Pike River families confront John Key in Greymouth

By Claire Trevett, Isaac Davison

Prime Minister John Key faces off with Bernie Monk in Greymouth. Photo / Greymouth Star
Prime Minister John Key faces off with Bernie Monk in Greymouth. Photo / Greymouth Star

Prime Minister John Key stopped to talk to the Pike River families at a silent protest today.

The families were not on Mr Key's agenda, but several staged a silent protest outside Development West Coast where he was due to make an announcement.

When he arrived he went to talk to spokesman Bernie Monk and answered questions from Anna Osborne, whose husband died in the mine.

Jo Hall, the mother of the man who Cameron Slater called "feral" after his death in a car accident, stood in the background.

She has questioned Key over comments Slater reported he had said about her which were revealed in the Dirty Politics book after Slater made the comments about her son Judd Hall.

Speaking to media afterwards, Mr Key denied he had told Mr Slater that she had screamed at him in meetings with the families.

"It is not true I made any disparaging comments. The only comment I made was that I recognised her."

He said he did not recall her shouting at him in meetings. Speaking afterwards, Ms Hall said she hoped Mr Key's denial was true.

Mr Monk pleaded for help in getting answers from Solid Energy over the latest delay to plans to re-enter the drift.


John Key, left, with Jo Hall and Bernie Monk. Photo / Claire Trevett

Mr Key said it was up to Solid Energy to make the decisions about safety.

He said he did not know what safety issues Solid Energy was still concerned about, but they had a new chief executive and board chair who were still working their way through it.

She said she was frustrated by Solid Energy's repeated delays on work to re-enter the drift, for which it has cited safety concerns and wanted Mr Key to ask more question of Solid Energy.

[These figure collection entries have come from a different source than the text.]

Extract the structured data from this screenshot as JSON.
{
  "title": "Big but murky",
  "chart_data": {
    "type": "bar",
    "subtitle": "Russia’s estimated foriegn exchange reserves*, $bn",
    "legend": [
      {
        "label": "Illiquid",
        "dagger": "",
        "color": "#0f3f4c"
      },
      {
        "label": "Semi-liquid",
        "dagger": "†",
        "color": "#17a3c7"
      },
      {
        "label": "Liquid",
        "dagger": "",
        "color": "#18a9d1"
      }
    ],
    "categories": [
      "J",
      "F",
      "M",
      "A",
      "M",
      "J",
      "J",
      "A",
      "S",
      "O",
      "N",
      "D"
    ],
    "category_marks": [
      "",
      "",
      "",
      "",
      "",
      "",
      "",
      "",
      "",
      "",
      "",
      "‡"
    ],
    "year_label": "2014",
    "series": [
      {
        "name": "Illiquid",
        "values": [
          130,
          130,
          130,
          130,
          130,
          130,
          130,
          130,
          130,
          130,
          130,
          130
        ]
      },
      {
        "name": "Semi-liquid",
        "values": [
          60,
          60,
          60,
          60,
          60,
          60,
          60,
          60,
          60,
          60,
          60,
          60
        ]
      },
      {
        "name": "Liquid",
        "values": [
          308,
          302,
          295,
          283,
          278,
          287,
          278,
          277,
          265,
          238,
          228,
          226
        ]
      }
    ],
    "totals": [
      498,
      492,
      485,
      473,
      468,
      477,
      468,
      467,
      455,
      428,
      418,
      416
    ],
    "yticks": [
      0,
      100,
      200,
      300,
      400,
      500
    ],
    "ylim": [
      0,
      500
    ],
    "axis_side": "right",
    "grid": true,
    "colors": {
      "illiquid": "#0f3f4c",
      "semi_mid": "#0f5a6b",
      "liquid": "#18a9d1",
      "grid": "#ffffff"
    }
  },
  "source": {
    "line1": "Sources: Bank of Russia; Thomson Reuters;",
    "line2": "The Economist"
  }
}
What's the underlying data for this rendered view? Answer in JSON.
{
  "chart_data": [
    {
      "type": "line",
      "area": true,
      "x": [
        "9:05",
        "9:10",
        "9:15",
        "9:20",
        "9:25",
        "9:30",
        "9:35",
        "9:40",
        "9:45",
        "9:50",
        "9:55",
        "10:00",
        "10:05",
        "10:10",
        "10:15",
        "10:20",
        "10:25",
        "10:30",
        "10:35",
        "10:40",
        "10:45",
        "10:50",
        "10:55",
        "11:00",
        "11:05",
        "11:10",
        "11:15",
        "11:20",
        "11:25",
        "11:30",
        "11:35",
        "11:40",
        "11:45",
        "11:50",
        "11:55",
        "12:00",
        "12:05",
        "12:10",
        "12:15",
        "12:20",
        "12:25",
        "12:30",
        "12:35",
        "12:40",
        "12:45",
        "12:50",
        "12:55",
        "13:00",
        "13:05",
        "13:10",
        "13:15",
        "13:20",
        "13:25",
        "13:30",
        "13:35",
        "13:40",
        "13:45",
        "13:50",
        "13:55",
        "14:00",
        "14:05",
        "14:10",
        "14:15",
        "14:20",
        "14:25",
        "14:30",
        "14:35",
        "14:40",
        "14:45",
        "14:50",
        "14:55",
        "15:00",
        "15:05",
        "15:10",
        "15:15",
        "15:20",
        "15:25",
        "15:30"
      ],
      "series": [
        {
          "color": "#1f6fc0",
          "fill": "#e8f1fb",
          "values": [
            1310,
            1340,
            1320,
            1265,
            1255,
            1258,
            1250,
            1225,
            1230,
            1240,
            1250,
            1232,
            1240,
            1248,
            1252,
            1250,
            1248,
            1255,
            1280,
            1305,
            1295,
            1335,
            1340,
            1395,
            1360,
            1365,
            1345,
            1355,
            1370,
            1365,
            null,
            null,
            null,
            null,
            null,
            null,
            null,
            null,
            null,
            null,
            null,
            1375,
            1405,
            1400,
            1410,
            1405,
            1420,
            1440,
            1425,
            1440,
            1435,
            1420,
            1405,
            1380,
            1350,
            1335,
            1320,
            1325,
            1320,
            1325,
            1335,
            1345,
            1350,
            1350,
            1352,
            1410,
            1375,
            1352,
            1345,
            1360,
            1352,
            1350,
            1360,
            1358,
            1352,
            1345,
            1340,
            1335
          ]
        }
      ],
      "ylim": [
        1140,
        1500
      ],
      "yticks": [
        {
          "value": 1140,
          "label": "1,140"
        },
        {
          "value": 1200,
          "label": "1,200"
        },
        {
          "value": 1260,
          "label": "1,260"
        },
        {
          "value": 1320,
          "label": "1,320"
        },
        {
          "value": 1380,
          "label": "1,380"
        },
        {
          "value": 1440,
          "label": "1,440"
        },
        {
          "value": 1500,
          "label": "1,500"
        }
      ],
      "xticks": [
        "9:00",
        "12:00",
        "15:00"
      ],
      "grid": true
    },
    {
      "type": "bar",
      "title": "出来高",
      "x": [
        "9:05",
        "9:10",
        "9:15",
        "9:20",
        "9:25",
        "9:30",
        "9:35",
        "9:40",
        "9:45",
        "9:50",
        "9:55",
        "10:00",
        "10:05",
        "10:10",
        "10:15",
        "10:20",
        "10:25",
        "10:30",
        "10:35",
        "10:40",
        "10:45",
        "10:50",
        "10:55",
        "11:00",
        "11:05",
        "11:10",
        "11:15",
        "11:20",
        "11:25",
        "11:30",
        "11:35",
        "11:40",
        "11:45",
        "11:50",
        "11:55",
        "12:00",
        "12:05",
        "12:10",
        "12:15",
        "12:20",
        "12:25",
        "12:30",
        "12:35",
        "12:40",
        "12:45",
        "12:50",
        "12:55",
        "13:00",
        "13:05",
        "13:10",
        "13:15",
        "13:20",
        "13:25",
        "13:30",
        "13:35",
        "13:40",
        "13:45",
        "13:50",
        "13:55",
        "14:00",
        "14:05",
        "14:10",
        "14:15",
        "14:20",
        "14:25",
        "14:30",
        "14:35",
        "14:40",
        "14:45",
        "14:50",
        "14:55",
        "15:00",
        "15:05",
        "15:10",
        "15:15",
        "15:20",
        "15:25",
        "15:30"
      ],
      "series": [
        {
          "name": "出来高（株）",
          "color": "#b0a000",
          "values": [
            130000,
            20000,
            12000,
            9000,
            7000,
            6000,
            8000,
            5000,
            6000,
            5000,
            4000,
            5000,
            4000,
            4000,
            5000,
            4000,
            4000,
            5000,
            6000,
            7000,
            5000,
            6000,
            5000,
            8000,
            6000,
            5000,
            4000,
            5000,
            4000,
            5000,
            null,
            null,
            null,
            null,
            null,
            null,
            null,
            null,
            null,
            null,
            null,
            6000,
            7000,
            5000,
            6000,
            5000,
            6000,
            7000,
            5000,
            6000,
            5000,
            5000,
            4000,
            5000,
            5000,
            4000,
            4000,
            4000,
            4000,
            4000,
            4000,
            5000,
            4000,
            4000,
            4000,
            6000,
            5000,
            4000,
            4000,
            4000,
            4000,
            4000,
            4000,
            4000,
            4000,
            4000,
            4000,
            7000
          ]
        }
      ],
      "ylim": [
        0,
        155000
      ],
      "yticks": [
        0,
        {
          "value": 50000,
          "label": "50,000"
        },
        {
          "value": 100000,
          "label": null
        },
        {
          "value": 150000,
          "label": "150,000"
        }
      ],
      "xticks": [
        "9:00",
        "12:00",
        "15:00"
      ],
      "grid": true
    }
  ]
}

She said she appreciated the Government offering financial support to reenter the mine, but Solid Energy was an SOE.

"He needs to go back and ask them why? Why has this been pushed out again?"

Ms Osborne said afterward she was worried the miners' families were being forgotten by New Zealand.

"I want to plead to the nation that they don't forget about us, they don't forget about the Pike River families because sometimes I feel like we have vanished, because people move on. We can't move on. We're still stuck in this rut and we can't move on until we get what we want, and that is our men home."

As Mr Key left, she called out "don't forget about us John."

He replied: "I won't."


Family members of the Pike River miners protest in Greymouth. Photo / Claire Trevett

Cunliffe: Key owes an apology

Labour leader David Cunliffe said Mr Key should be apologising to Greymouth residents for his links to Slater.

Mr Cunliffe, who is campaigning in Rotorua today, said he would not be surprised if Mr Key, who is on the campaign trail on the West Coast, was met with a frosty reception there because of Slater's description of a local student as "feral" after his death in a car accident.

"[Slater] is reported to have made comments which were derogatory. It's not clear whether the language quoted was accurate, but he certainly has some explaining to do," Mr Cunliffe told reporters.

Mr Cunliffe also questioned the Prime Minister's decision not to meet families of the men who were killed in the Pike River disaster in 2010.

"I recall the Prime Minister saying that he would anything that he could to help the Pike River families and it's disappointing that he's changed his mind.

"It is very sad that he was so categorical at the start and when the cameras moved on his enthusiasm waned."

Mr Key's visit comes days after families were told the plan to recover the 29 bodies would be delayed.

The Government committed a year ago to re-entering the mine and exploring the first 2km of the tunnel.

Mr Cunliffe said he would be "very pleased" to meet the families during his visit next week.

"It is our view that everything that can be done to recover the bodies should be done. Solid Energy is currently saying they don't think its feasible. I remain to be convinced. We're very keen to seek second-tier advice to establish whether anything can be done."

Mr Cunliffe is campaigning with Rotorua candidate Tamati Coffey.

He said Mr Coffey, a former television personality, was "reaching everyone from the old to the young" and could "very possibly win" the seat from National's Todd McClay.